Atualizado: 17 de mai. de 2023


Homem de Ferro. Capitão América. Homem-Aranha. Esses nomes se referem a super-heróis muito conhecidos mundialmente e que, por trás de histórias emocionantes e repletas de aventuras, apresentam uma característica em comum: foram criados pela Marvel Comics. Durante muito tempo, a Marvel se dedicava, majoritariamente, aos quadrinhos, porém, no início dos anos 2000, alguns de seus personagens passaram a ganhar espaço nas telas dos cinemas, apresentando números de bilheterias extremamente elevados.
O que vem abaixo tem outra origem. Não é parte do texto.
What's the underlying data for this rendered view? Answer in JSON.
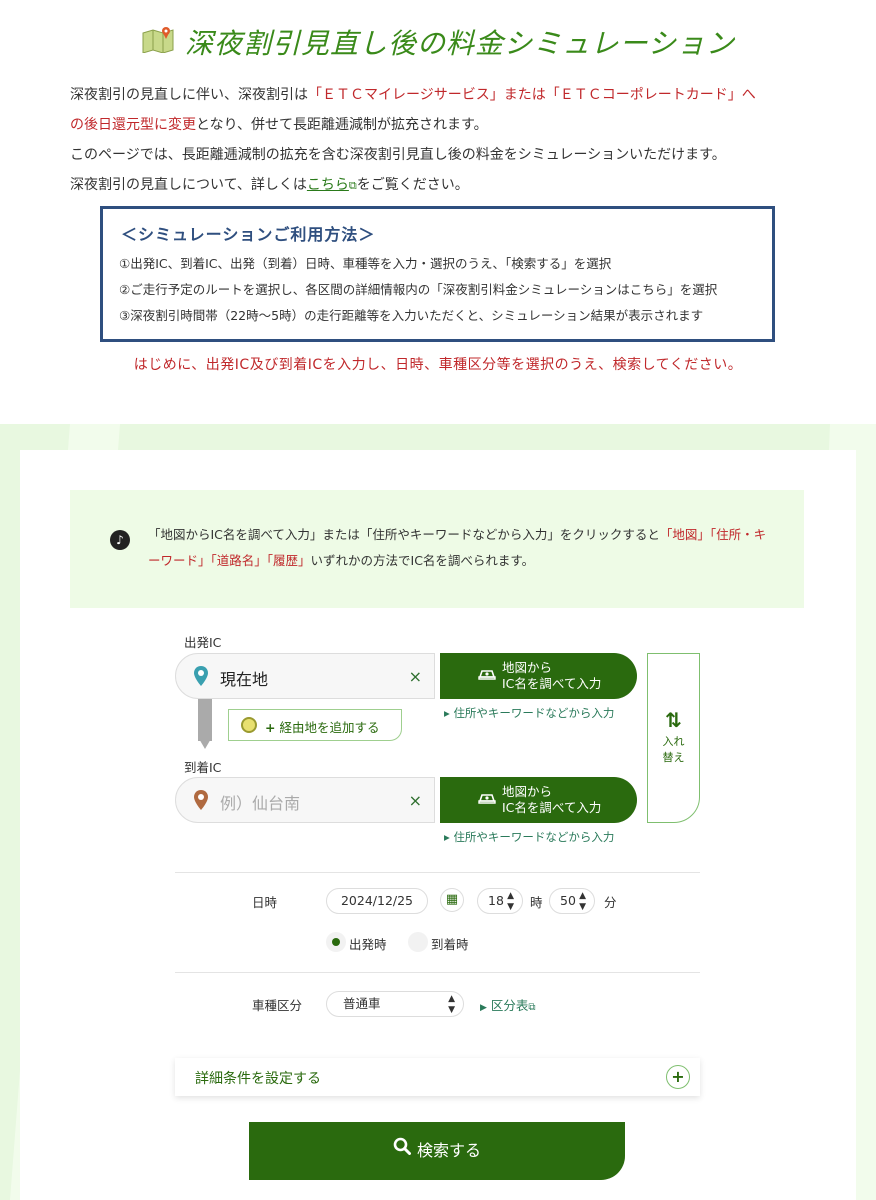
{
  "title": "深夜割引見直し後の料金シミュレーション",
  "intro": {
    "l1_a": "深夜割引の見直しに伴い、深夜割引は",
    "l1_b": "「ＥＴＣマイレージサービス」または「ＥＴＣコーポレートカード」へ",
    "l2_a": "の後日還元型に変更",
    "l2_b": "となり、併せて長距離逓減制が拡充されます。",
    "l3": "このページでは、長距離逓減制の拡充を含む深夜割引見直し後の料金をシミュレーションいただけます。",
    "l4_a": "深夜割引の見直しについて、詳しくは",
    "l4_link": "こちら",
    "l4_b": "をご覧ください。"
  },
  "howto": {
    "heading": "＜シミュレーションご利用方法＞",
    "step1": "①出発IC、到着IC、出発（到着）日時、車種等を入力・選択のうえ、「検索する」を選択",
    "step2": "②ご走行予定のルートを選択し、各区間の詳細情報内の「深夜割引料金シミュレーションはこちら」を選択",
    "step3": "③深夜割引時間帯（22時～5時）の走行距離等を入力いただくと、シミュレーション結果が表示されます"
  },
  "notice": "はじめに、出発IC及び到着ICを入力し、日時、車種区分等を選択のうえ、検索してください。",
  "tip": {
    "a": "「地図からIC名を調べて入力」または「住所やキーワードなどから入力」をクリックすると",
    "b": "「地図」「住所・キーワード」「道路名」「履歴」",
    "c": "いずれかの方法でIC名を調べられます。"
  },
  "departure": {
    "label": "出発IC",
    "value": "現在地",
    "clear": "×",
    "map_btn_1": "地図から",
    "map_btn_2": "IC名を調べて入力",
    "addr_link": "住所やキーワードなどから入力"
  },
  "via_button": "経由地を追加する",
  "arrival": {
    "label": "到着IC",
    "placeholder": "例）仙台南",
    "clear": "×",
    "map_btn_1": "地図から",
    "map_btn_2": "IC名を調べて入力",
    "addr_link": "住所やキーワードなどから入力"
  },
  "swap": {
    "l1": "入れ",
    "l2": "替え"
  },
  "datetime": {
    "label": "日時",
    "date": "2024/12/25",
    "hour": "18",
    "hour_unit": "時",
    "minute": "50",
    "minute_unit": "分",
    "radio_depart": "出発時",
    "radio_arrive": "到着時",
    "selected": "出発時"
  },
  "vehicle": {
    "label": "車種区分",
    "value": "普通車",
    "table_link": "区分表"
  },
  "detail": {
    "label": "詳細条件を設定する",
    "plus": "+"
  },
  "search": {
    "label": "検索する"
  },
  "colors": {
    "brand_green": "#2a6a0e",
    "title_green": "#3a8a1a",
    "red": "#c0282b",
    "navy": "#2f4f7f"
  }
}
Dessa forma, faz-se necessário compreender os motivos que levaram a editora a alcançar esse patamar expressivo.


Como tudo começou


Em 1939, a Marvel Comics, uma editora norte-americana de mídias relacionadas, surgiu como uma criação de Martin Goodman, com um enfoque direto na criação de histórias em quadrinhos. Entretanto, a companhia nem sempre foi conhecida como Marvel, sendo inicialmente chamada de Timely Comics. A primeira revista da empresa foi publicada naquele mesmo ano, apresentando os primeiros personagens: o Tocha Humana, futuro integrante do Quarteto Fantástico (um dos sucessos da firma), e o Namor, Príncipe Submarino, o qual, recentemente, ganhou uma adaptação paras as telonas no filme Pantera Negra: Wakanda para Sempre.
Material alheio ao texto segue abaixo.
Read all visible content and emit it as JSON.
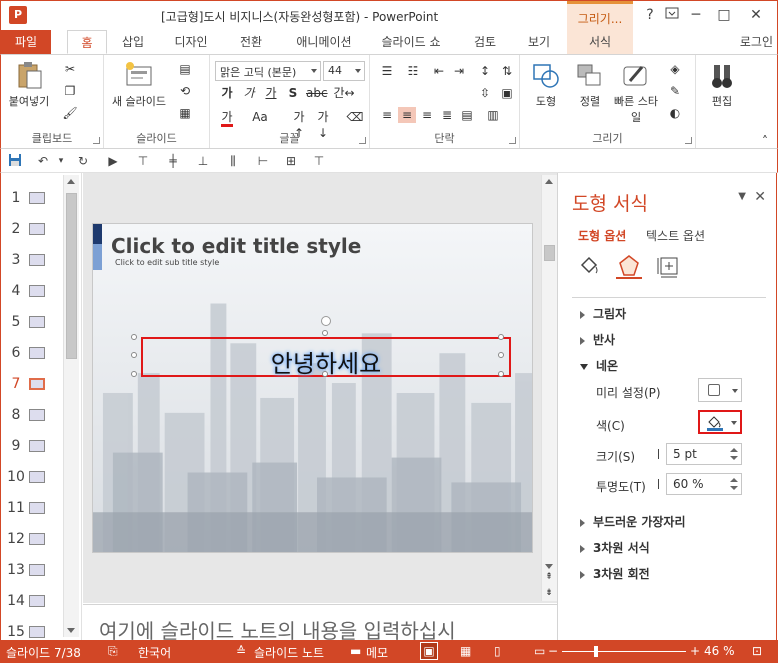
{
  "window": {
    "title": "[고급형]도시 비지니스(자동완성형포함) - PowerPoint",
    "context_tab_header": "그리기...",
    "help": "?",
    "minimize": "─",
    "maximize": "□",
    "close": "✕"
  },
  "tabs": {
    "file": "파일",
    "items": [
      "홈",
      "삽입",
      "디자인",
      "전환",
      "애니메이션",
      "슬라이드 쇼",
      "검토",
      "보기",
      "서식"
    ],
    "login": "로그인"
  },
  "ribbon": {
    "clipboard": {
      "paste": "붙여넣기",
      "label": "클립보드"
    },
    "slides": {
      "new_slide": "새 슬라이드",
      "label": "슬라이드"
    },
    "font": {
      "font_name": "맑은 고딕 (본문)",
      "font_size": "44",
      "label": "글꼴"
    },
    "paragraph": {
      "label": "단락"
    },
    "drawing": {
      "shape": "도형",
      "arrange": "정렬",
      "quick_style": "빠른 스타일",
      "label": "그리기"
    },
    "editing": {
      "edit": "편집"
    }
  },
  "thumbnails": {
    "numbers": [
      "1",
      "2",
      "3",
      "4",
      "5",
      "6",
      "7",
      "8",
      "9",
      "10",
      "11",
      "12",
      "13",
      "14",
      "15"
    ],
    "selected_index": 6
  },
  "slide": {
    "title": "Click to edit title style",
    "subtitle": "Click to edit sub title style",
    "shape_text": "안녕하세요"
  },
  "notes": {
    "text": "여기에 슬라이드 노트의 내용을 입력하십시"
  },
  "format_pane": {
    "title": "도형 서식",
    "tab_shape": "도형 옵션",
    "tab_text": "텍스트 옵션",
    "sections": {
      "shadow": "그림자",
      "reflection": "반사",
      "glow": "네온",
      "soft_edges": "부드러운 가장자리",
      "threed_format": "3차원 서식",
      "threed_rotation": "3차원 회전"
    },
    "glow": {
      "preset_label": "미리 설정(P)",
      "color_label": "색(C)",
      "size_label": "크기(S)",
      "size_value": "5 pt",
      "transparency_label": "투명도(T)",
      "transparency_value": "60 %"
    }
  },
  "status": {
    "slide_info": "슬라이드 7/38",
    "language": "한국어",
    "notes": "슬라이드 노트",
    "comments": "메모",
    "zoom": "46 %"
  },
  "colors": {
    "accent": "#d24726",
    "highlight": "#e01818",
    "glow": "#7ab4ff"
  }
}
Aproveitando a Era de Ouro dos Quadrinhos¹, a então Timely Comics não demorou muito para estourar. Em 1941, Joe Simon, primeiro editor da companhia, e o desenhista Jack Kirby criaram o icônico Capitão América, um dos mais conhecidos personagens do Universo Marvel. O grande êxito desse super-herói se deu, principalmente, pelo fato de personificar o patriotismo ianque², algo muito forte nos EUA durante meados do século XX. Além disso, o componente político, embora tenha se atenuado com o passar dos anos, era muito forte nas primeiras aventuras do personagem, visto que seu primeiro inimigo da ficção foi, justamente, o Caveira Vermelha, um supervilão nazista.


Dando continuidade ao legado de Simon, o qual deixou a empresa ainda em 1941, Goodman tornou Stan Lee, primo da sua esposa e auxiliar do escritório, o principal editor da firma. Com isso, é inegável que Lee deu conta do recado, dando início à criação de personagens marcantes desse universo como, por exemplo, o Homem-Aranha, os X-Men, o Incrível Hulk e o Homem de Ferro, o que estabeleceu seu nome na história da indústria.


Contudo, não se pode afirmar que esse sucesso conseguiu superar os impactos da crise durante a década de 1950. Nessa época, o mercado de quadrinhos sobre super-heróis foi extremamente prejudicado, devido ao sucesso de outras temáticas de revistas como, por exemplo, horror, humor, faroeste etc. Dessa maneira, a Marvel não teve escolha a não ser manter um foco maior em projetos que englobassem histórias relacionadas aos assuntos em alta naquele momento. Dentre essas produções, destaca-se “Homer: O Fantasma Feliz”, uma revista em quadrinhos mais infantil e humorística.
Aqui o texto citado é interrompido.